“When safe pathways are out of reach, people are forced into dangerous journeys and into the hands of smugglers and traffickers,” IOM Director General Amy Pope said in a statement, adding migrant deaths are “not inevitable” and are “a global failure we cannot accept as normal.”

The EU has been taking steps to reduce migration to the continent, including plans to remove failed asylum seekers faster and measures that allow countries to cut deals to set up migration processing hubs in other nations, regardless of whether the people being moved there have a connection with those countries.

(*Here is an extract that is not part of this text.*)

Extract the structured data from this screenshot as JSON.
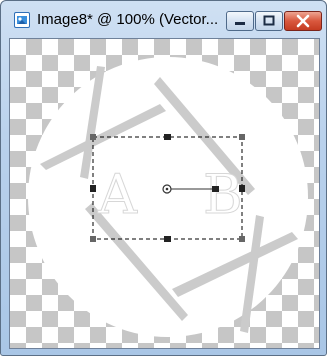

The EU’s priority now is “about bringing illegal arrivals to a minimum and keeping those numbers there,” Migration Commissioner Magnus Brunner said when presenting the bloc’s migration strategy in January.

That’s “not as an end in itself,” he said, but reduces pressure on EU countries, prevents abuse, reinforces people’s trust in the EU, and helps save lives. “Any smuggling trip prevented is potentially a life which we save.”

As a next step, the EU “must address migration along the whole route,” including by ensuring protection for people in need “closer to the point of departure,” Brunner said.

The spike in fatalities shows the continued dangers of the Mediterranean migration route, despite registered arrivals in Italy dropping sharply — from 6,358 in the first two months of 2025 to 2,465 in the same period this year.